Bruxelles – La legge di stabilità così com’è non va bene, non piace alla Commissione europea che chiede di rivederla. Il parere tanto atteso dell’esecutivo comunitario non è una vera e propria bocciatura ma non ride all’Italia. Il nostro Paese “è a rischio di non conformità al Patto di stabilità e crescita”. In sostanza, non rispettiamo le norme europee e, soprattutto, gli sforzi di correzione richiesti. Proprio per questo motivo ci viene chiesto di “prendere le misure necessarie per assicurare che il bilancio 2016 sia in linea” con lo stesso patto di stabilità e crescita. “Al momento non possiamo dire né che garantiremo la flessibilità, né che il budget è conforme”, ha spiegato il commissario agli Affari economici Pierre Moscovici che ha affermato che la Commissione “considera che le riforme siano importanti e di qualità, e che la crescita torna”, ma l’obiettivo da qui alla Primavera, quando si avrà un parere definitivo sulla flessibilità richiesta dal nostro Paese sia per le riforme, che per gli investimenti strutturali che per l’emergenza rifugiati, “è verificare in che modo sono state fatte le riforme e gli investimenti”.

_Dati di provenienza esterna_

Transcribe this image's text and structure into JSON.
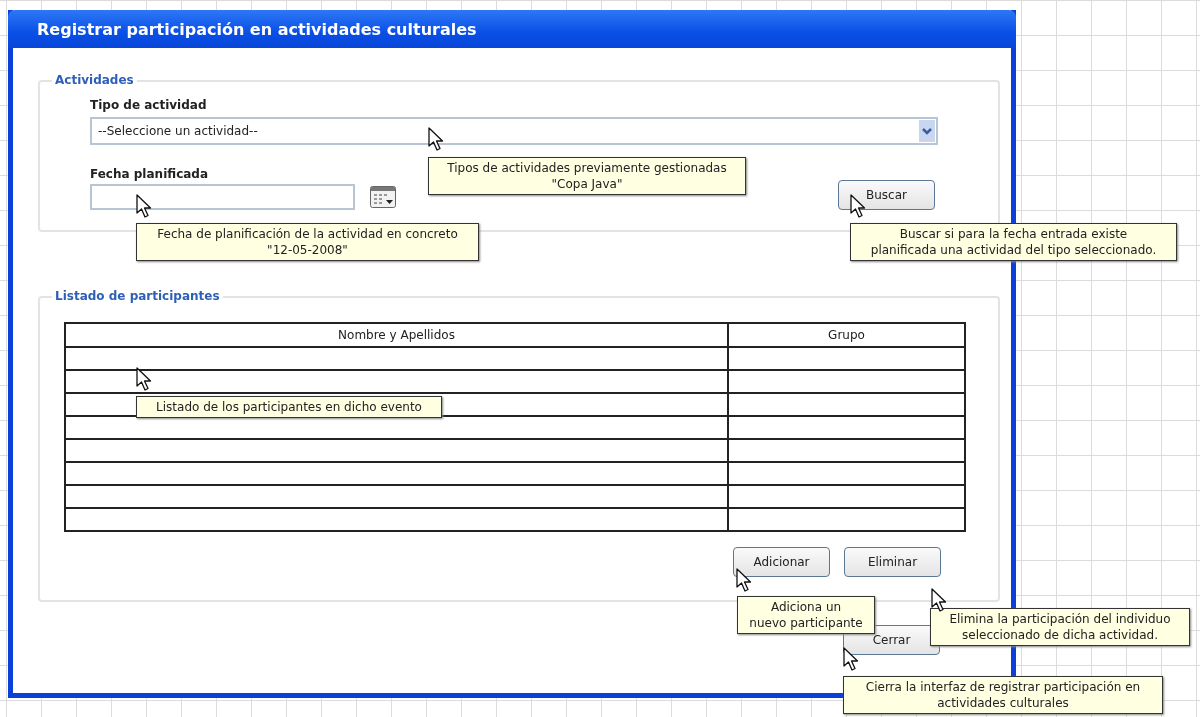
{
  "window": {
    "title": "Registrar participación en actividades culturales"
  },
  "activities": {
    "legend": "Actividades",
    "type_label": "Tipo de actividad",
    "type_select": {
      "value": "--Seleccione un actividad--"
    },
    "date_label": "Fecha planificada",
    "search_button": "Buscar"
  },
  "participants": {
    "legend": "Listado de participantes",
    "columns": [
      "Nombre y Apellidos",
      "Grupo"
    ],
    "add_button": "Adicionar",
    "remove_button": "Eliminar"
  },
  "close_button": "Cerrar",
  "notes": [
    {
      "lines": [
        "Tipos de actividades previamente gestionadas",
        "\"Copa Java\""
      ]
    },
    {
      "lines": [
        "Fecha de planificación de la actividad en concreto",
        "\"12-05-2008\""
      ]
    },
    {
      "lines": [
        "Buscar si para la fecha entrada existe",
        "planificada una actividad del tipo seleccionado."
      ]
    },
    {
      "lines": [
        "Listado de los participantes en dicho evento"
      ]
    },
    {
      "lines": [
        "Adiciona un",
        "nuevo participante"
      ]
    },
    {
      "lines": [
        "Elimina la participación del individuo",
        "seleccionado de dicha actividad."
      ]
    },
    {
      "lines": [
        "Cierra la interfaz de registrar participación en",
        "actividades culturales"
      ]
    }
  ]
}
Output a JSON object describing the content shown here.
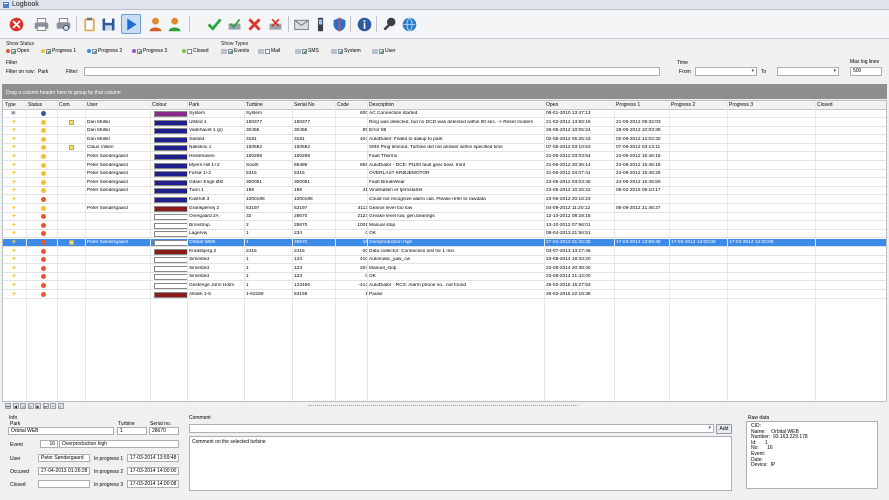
{
  "window": {
    "title": "Logbook"
  },
  "toolbar": {
    "buttons": [
      {
        "name": "close-icon",
        "color": "#d9342b"
      },
      {
        "name": "print-icon",
        "color": "#6b7380"
      },
      {
        "name": "print-preview-icon",
        "color": "#6b7380"
      },
      {
        "name": "clipboard-icon",
        "color": "#c8932b"
      },
      {
        "name": "save-icon",
        "color": "#2c5aa0"
      },
      {
        "name": "play-icon",
        "color": "#1f6fd1"
      },
      {
        "name": "user-icon",
        "color": "#e0892b"
      },
      {
        "name": "user-add-icon",
        "color": "#e0892b"
      },
      {
        "name": "acknowledge-check-icon",
        "color": "#2ba33a"
      },
      {
        "name": "acknowledge-all-icon",
        "color": "#6b7380"
      },
      {
        "name": "delete-x-icon",
        "color": "#d9342b"
      },
      {
        "name": "delete-all-icon",
        "color": "#6b7380"
      },
      {
        "name": "mail-icon",
        "color": "#6b7380"
      },
      {
        "name": "phone-icon",
        "color": "#3a3f47"
      },
      {
        "name": "shield-icon",
        "color": "#2c6fc7"
      },
      {
        "name": "info-icon",
        "color": "#2c5aa0"
      },
      {
        "name": "wrench-icon",
        "color": "#3a3f47"
      },
      {
        "name": "globe-icon",
        "color": "#2c7fc7"
      }
    ]
  },
  "show_status": {
    "title": "Show Status",
    "items": [
      {
        "label": "Open",
        "checked": true,
        "color": "#e8562a"
      },
      {
        "label": "Progress 1",
        "checked": true,
        "color": "#f2c12e"
      },
      {
        "label": "Progress 2",
        "checked": true,
        "color": "#3a8ee0"
      },
      {
        "label": "Progress 3",
        "checked": true,
        "color": "#a04fc8"
      },
      {
        "label": "Closed",
        "checked": false,
        "color": "#7bc043"
      }
    ]
  },
  "show_types": {
    "title": "Show Types",
    "items": [
      {
        "label": "Events",
        "checked": true
      },
      {
        "label": "Mail",
        "checked": false
      },
      {
        "label": "SMS",
        "checked": true
      },
      {
        "label": "System",
        "checked": true
      },
      {
        "label": "User",
        "checked": true
      }
    ]
  },
  "filter": {
    "title": "Filter",
    "on_row_label": "Filter on row:",
    "on_row_value": "Park",
    "filter_label": "Filter:",
    "filter_value": ""
  },
  "time": {
    "title": "Time",
    "from_label": "From",
    "from_value": "",
    "to_label": "To",
    "to_value": ""
  },
  "max_log": {
    "label": "Max log lines",
    "value": "500"
  },
  "group_hint": "Drag a column header here to group by that column",
  "columns": [
    "Type",
    "Status",
    "Com.",
    "User",
    "Colour",
    "Park",
    "Turbine",
    "Serial No",
    "Code",
    "Description",
    "Open",
    "Progress 1",
    "Progress 2",
    "Progress 3",
    "Closed"
  ],
  "rows": [
    {
      "status": "#2c5aa0",
      "type": "system",
      "user": "",
      "colour": "#8b2a8b",
      "park": "System",
      "turbine": "System",
      "serial": "",
      "code": "600",
      "desc": "AC Connection started",
      "open": "08-01-2010 13:47:13",
      "p1": "",
      "p2": "",
      "p3": "",
      "closed": "",
      "com": false
    },
    {
      "status": "#f2c12e",
      "type": "event",
      "user": "Dan Müller",
      "colour": "#1f1f8f",
      "park": "Ulsted 1",
      "turbine": "150377",
      "serial": "150377",
      "code": "",
      "desc": "Ring was detected, but no DCD was detected within 90 sec. -> Reset modem",
      "open": "21-02-2012 13:50:16",
      "p1": "21-06-2012 09:32:03",
      "p2": "",
      "p3": "",
      "closed": "",
      "com": true
    },
    {
      "status": "#f2c12e",
      "type": "event",
      "user": "Dan Müller",
      "colour": "#1f1f8f",
      "park": "Vadehavet 1 (p)",
      "turbine": "30456",
      "serial": "30456",
      "code": "89",
      "desc": "Error 89",
      "open": "26-05-2012 10:05:24",
      "p1": "28-05-2012 10:03:39",
      "p2": "",
      "p3": "",
      "closed": "",
      "com": false
    },
    {
      "status": "#f2c12e",
      "type": "event",
      "user": "Dan Müller",
      "colour": "#1f1f8f",
      "park": "Søsted",
      "turbine": "3181",
      "serial": "3181",
      "code": "404",
      "desc": "AutoDialer: Failed to dialup to park",
      "open": "02-06-2012 05:25:43",
      "p1": "02-06-2012 12:02:32",
      "p2": "",
      "p3": "",
      "closed": "",
      "com": false
    },
    {
      "status": "#f2c12e",
      "type": "event",
      "user": "Claus Vilsen",
      "colour": "#1f1f8f",
      "park": "Nakskov 1",
      "turbine": "150592",
      "serial": "150592",
      "code": "",
      "desc": "SMS Ping timeout, Turbine did not answer within specified time",
      "open": "07-06-2012 03:10:53",
      "p1": "07-06-2012 03:13:11",
      "p2": "",
      "p3": "",
      "closed": "",
      "com": true
    },
    {
      "status": "#f2c12e",
      "type": "event",
      "user": "Peter Søndergaard",
      "colour": "#1f1f8f",
      "park": "Hestehaven",
      "turbine": "150299",
      "serial": "150299",
      "code": "",
      "desc": "Fault Thermo",
      "open": "21-06-2012 03:03:54",
      "p1": "24-06-2012 15:46:16",
      "p2": "",
      "p3": "",
      "closed": "",
      "com": false
    },
    {
      "status": "#f2c12e",
      "type": "event",
      "user": "Peter Søndergaard",
      "colour": "#1f1f8f",
      "park": "Myers Hill 1+2",
      "turbine": "South",
      "serial": "66489",
      "code": "869",
      "desc": "AutoDialer - DCE: Pt100 fault gear bear. front",
      "open": "21-06-2012 20:36:14",
      "p1": "24-06-2012 15:46:18",
      "p2": "",
      "p3": "",
      "closed": "",
      "com": false
    },
    {
      "status": "#f2c12e",
      "type": "event",
      "user": "Peter Søndergaard",
      "colour": "#1f1f8f",
      "park": "Farsø 1+2",
      "turbine": "5315",
      "serial": "5315",
      "code": "",
      "desc": "OVERLAST KRØJEMOTOR",
      "open": "21-06-2012 04:07:41",
      "p1": "24-06-2012 15:46:25",
      "p2": "",
      "p3": "",
      "closed": "",
      "com": false
    },
    {
      "status": "#f2c12e",
      "type": "event",
      "user": "Peter Søndergaard",
      "colour": "#1f1f8f",
      "park": "Gåser Enge Øst",
      "turbine": "300051",
      "serial": "300051",
      "code": "",
      "desc": "Fault BreakWear",
      "open": "23-06-2012 03:03:45",
      "p1": "24-06-2012 15:45:50",
      "p2": "",
      "p3": "",
      "closed": "",
      "com": false
    },
    {
      "status": "#f2c12e",
      "type": "event",
      "user": "Peter Søndergaard",
      "colour": "#1f1f8f",
      "park": "Tuen 1",
      "turbine": "198",
      "serial": "198",
      "code": "41",
      "desc": "Vindmøllen er fjernstartet",
      "open": "23-06-2012 10:26:22",
      "p1": "05-02-2015 09:10:17",
      "p2": "",
      "p3": "",
      "closed": "",
      "com": false
    },
    {
      "status": "#e8562a",
      "type": "event",
      "user": "",
      "colour": "#1f1f8f",
      "park": "Kastrufi 3",
      "turbine": "1000198",
      "serial": "1000198",
      "code": "",
      "desc": "Could not recognize alarm call, Please refer to rawdata",
      "open": "23-06-2012 20:16:23",
      "p1": "",
      "p2": "",
      "p3": "",
      "closed": "",
      "com": false
    },
    {
      "status": "#f2c12e",
      "type": "event",
      "user": "Peter Søndergaard",
      "colour": "#8b1a1a",
      "park": "Grankjærvej 2",
      "turbine": "63197",
      "serial": "63197",
      "code": "4112",
      "desc": "Gearoil level too low",
      "open": "04-09-2012 11:20:12",
      "p1": "06-09-2012 21:46:27",
      "p2": "",
      "p3": "",
      "closed": "",
      "com": false
    },
    {
      "status": "#e8562a",
      "type": "event",
      "user": "",
      "colour": "#ffffff",
      "park": "Overgaard 2A",
      "turbine": "32",
      "serial": "28670",
      "code": "2123",
      "desc": "Grease level low, gen.bearings",
      "open": "12-10-2012 08:28:15",
      "p1": "",
      "p2": "",
      "p3": "",
      "closed": "",
      "com": false
    },
    {
      "status": "#e8562a",
      "type": "event",
      "user": "",
      "colour": "#ffffff",
      "park": "Bronstrup",
      "turbine": "2",
      "serial": "28670",
      "code": "1001",
      "desc": "Manual stop",
      "open": "13-10-2012 07:96:01",
      "p1": "",
      "p2": "",
      "p3": "",
      "closed": "",
      "com": false
    },
    {
      "status": "#e8562a",
      "type": "event",
      "user": "",
      "colour": "#ffffff",
      "park": "Lagervej",
      "turbine": "1",
      "serial": "234",
      "code": "0",
      "desc": "OK",
      "open": "08-04-2013 21:56:51",
      "p1": "",
      "p2": "",
      "p3": "",
      "closed": "",
      "com": false
    },
    {
      "status": "#e8562a",
      "type": "event",
      "user": "Peter Søndergaard",
      "colour": "#ffffff",
      "park": "Orbital WEB",
      "turbine": "1",
      "serial": "28670",
      "code": "16",
      "desc": "Overproduction high",
      "open": "27-04-2013 01:26:28",
      "p1": "17-03-2014 13:59:48",
      "p2": "17-03-2014 14:00:00",
      "p3": "17-03-2014 14:00:08",
      "closed": "",
      "com": true,
      "selected": true
    },
    {
      "status": "#e8562a",
      "type": "event",
      "user": "",
      "colour": "#8b1a1a",
      "park": "Kradsbjerg 2",
      "turbine": "2415",
      "serial": "2415",
      "code": "-20",
      "desc": "Data collector: Connection lost for 1 min.",
      "open": "03-07-2013 13:27:46",
      "p1": "",
      "p2": "",
      "p3": "",
      "closed": "",
      "com": false
    },
    {
      "status": "#e8562a",
      "type": "event",
      "user": "",
      "colour": "#ffffff",
      "park": "Simested",
      "turbine": "1",
      "serial": "123",
      "code": "410",
      "desc": "Automatic_yaw_cw",
      "open": "23-08-2014 19:33:20",
      "p1": "",
      "p2": "",
      "p3": "",
      "closed": "",
      "com": false
    },
    {
      "status": "#e8562a",
      "type": "event",
      "user": "",
      "colour": "#ffffff",
      "park": "Simested",
      "turbine": "1",
      "serial": "123",
      "code": "204",
      "desc": "Manuel_stop",
      "open": "23-08-2014 20:38:40",
      "p1": "",
      "p2": "",
      "p3": "",
      "closed": "",
      "com": false
    },
    {
      "status": "#e8562a",
      "type": "event",
      "user": "",
      "colour": "#ffffff",
      "park": "Simested",
      "turbine": "1",
      "serial": "123",
      "code": "0",
      "desc": "OK",
      "open": "23-08-2014 21:42:00",
      "p1": "",
      "p2": "",
      "p3": "",
      "closed": "",
      "com": false
    },
    {
      "status": "#e8562a",
      "type": "event",
      "user": "",
      "colour": "#ffffff",
      "park": "Gestenge John Holm",
      "turbine": "1",
      "serial": "123456",
      "code": "-413",
      "desc": "AutoDialer - RCS: Alarm phone no.. not found",
      "open": "25-02-2015 15:27:53",
      "p1": "",
      "p2": "",
      "p3": "",
      "closed": "",
      "com": false
    },
    {
      "status": "#e8562a",
      "type": "event",
      "user": "",
      "colour": "#8b1a1a",
      "park": "Albæk 1-5",
      "turbine": "1-63159",
      "serial": "63159",
      "code": "1",
      "desc": "Pause",
      "open": "26-02-2015 22:16:38",
      "p1": "",
      "p2": "",
      "p3": "",
      "closed": "",
      "com": false
    }
  ],
  "pager": [
    "⏮",
    "◀",
    "◁",
    "▷",
    "▶",
    "⏭",
    "+",
    "✓"
  ],
  "info": {
    "title": "Info",
    "park_label": "Park",
    "park_value": "Orbital WEB",
    "turbine_label": "Turbine",
    "turbine_value": "1",
    "serial_label": "Serial no.",
    "serial_value": "28670",
    "event_label": "Event",
    "event_code": "16",
    "event_text": "Overproduction high",
    "user_label": "User",
    "user_value": "Peter Søndergaard",
    "p1_label": "In progress 1",
    "p1_value": "17-03-2014 13:59:48",
    "occured_label": "Occured",
    "occured_value": "27-04-2013 01:26:28",
    "p2_label": "In progress 2",
    "p2_value": "17-03-2014 14:00:00",
    "closed_label": "Closed",
    "closed_value": "",
    "p3_label": "In progress 3",
    "p3_value": "17-03-2014 14:00:08"
  },
  "comment": {
    "title": "Comment",
    "select_value": "",
    "add_label": "Add",
    "text": "Comment on the selected turbine"
  },
  "raw": {
    "title": "Raw data",
    "text": "CID:\nName:    Orbital WEB\nNumber:  93.163.229.178\nId:      1\nNo:      16\nEvent:\nDate:\nDevice:  IP"
  }
}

Conti pubblici – L’Ue non si fida. L’Italia resta comunque con un rapporto deficit/Pil sotto il 3%, ma Bruxelles ravvisa comunque “un rischio di significativa deviazione dal percorso di aggiustamento richiesto” verso gli obiettivi di medio termine. Pur essendo in regola sul deficit, Bruxelles rileva che l’obiettivo per il 2016 era deficit all’1,8% del Pil. Secondo la legge di stabilità il deficit sarà invece al 2,2% del Pil, con la Commissione Ue che lo prevede al 2,3%.

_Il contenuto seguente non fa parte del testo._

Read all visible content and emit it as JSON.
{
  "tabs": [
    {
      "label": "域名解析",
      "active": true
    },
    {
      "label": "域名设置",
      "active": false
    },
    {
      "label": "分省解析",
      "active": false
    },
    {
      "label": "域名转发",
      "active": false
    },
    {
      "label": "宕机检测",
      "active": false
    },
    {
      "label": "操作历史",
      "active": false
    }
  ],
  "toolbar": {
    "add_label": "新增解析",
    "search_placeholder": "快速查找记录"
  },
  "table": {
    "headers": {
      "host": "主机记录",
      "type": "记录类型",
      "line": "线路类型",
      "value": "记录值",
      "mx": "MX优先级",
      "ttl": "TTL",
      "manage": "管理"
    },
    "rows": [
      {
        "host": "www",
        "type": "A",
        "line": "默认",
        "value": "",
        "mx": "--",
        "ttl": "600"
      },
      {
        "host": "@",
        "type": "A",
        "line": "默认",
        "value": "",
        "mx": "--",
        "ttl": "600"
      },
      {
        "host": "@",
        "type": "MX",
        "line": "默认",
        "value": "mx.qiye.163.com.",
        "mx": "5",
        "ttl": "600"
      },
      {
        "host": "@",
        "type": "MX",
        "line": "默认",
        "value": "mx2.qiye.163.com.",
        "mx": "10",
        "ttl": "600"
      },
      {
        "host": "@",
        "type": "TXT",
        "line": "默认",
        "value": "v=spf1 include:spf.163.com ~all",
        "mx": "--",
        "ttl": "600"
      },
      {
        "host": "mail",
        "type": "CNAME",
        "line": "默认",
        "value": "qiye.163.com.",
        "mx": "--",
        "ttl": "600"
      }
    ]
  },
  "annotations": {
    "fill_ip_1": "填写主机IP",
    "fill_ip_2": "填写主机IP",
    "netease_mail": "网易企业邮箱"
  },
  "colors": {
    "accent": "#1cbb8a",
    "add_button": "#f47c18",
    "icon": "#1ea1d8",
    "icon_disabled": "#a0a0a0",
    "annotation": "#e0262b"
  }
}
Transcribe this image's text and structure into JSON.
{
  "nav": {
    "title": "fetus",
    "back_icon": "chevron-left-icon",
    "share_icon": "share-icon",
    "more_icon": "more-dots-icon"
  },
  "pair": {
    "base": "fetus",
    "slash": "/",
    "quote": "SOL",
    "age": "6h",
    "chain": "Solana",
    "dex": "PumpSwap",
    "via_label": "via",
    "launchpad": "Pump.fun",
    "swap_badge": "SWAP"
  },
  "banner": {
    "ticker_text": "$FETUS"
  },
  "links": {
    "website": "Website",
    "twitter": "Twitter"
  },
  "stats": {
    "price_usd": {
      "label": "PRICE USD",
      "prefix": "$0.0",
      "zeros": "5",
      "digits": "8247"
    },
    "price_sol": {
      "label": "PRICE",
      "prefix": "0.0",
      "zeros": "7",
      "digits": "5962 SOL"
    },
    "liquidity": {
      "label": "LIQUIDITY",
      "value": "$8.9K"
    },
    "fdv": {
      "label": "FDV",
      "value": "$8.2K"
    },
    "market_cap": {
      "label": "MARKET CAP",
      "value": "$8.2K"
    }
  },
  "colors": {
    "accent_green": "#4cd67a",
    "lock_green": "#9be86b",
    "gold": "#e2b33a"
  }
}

Flessibilità – L’Italia e la Finlandia sono gli unici due Paesi ad averla richiesta. Roma non la otterrà subito. Per quanto riguarda i criteri di ammissibilità per la clausola degli investimenti, “sembra che sulla base delle previsioni della Commissione possano essere soddisfatti”. Tuttavia l’esecutivo comunitario “terrà conto di questo nel contesto della valutazione del prossimo programma di stabilità”. Quanto alla flessibilità per i migranti, la Commissione effettuerà una valutazione finale sulla base dei dati che forniranno le autorità degli Stati, “quando valuterà (ex post) le deviazioni temporanee rispetto alle richieste per il 2015 e 2016”. Sarà “ex post” anche l’eventuale concessione di flessibilità legata alle riforme. La Commissione Ue farà dell’Italia oggetto di “stretto monitoraggio” per verificare che la deviazione dal percorso di risanamento dei conti “sia effettivamente dovuta a norme per aumentare gli investimenti, a piani credibili per il rilancio del percorso di aggiustamento verso gli obiettivi di medio termine, e sui progressi dell’agenda di riforme strutturali, che tenga conto delle raccomandazioni specifiche per paese”.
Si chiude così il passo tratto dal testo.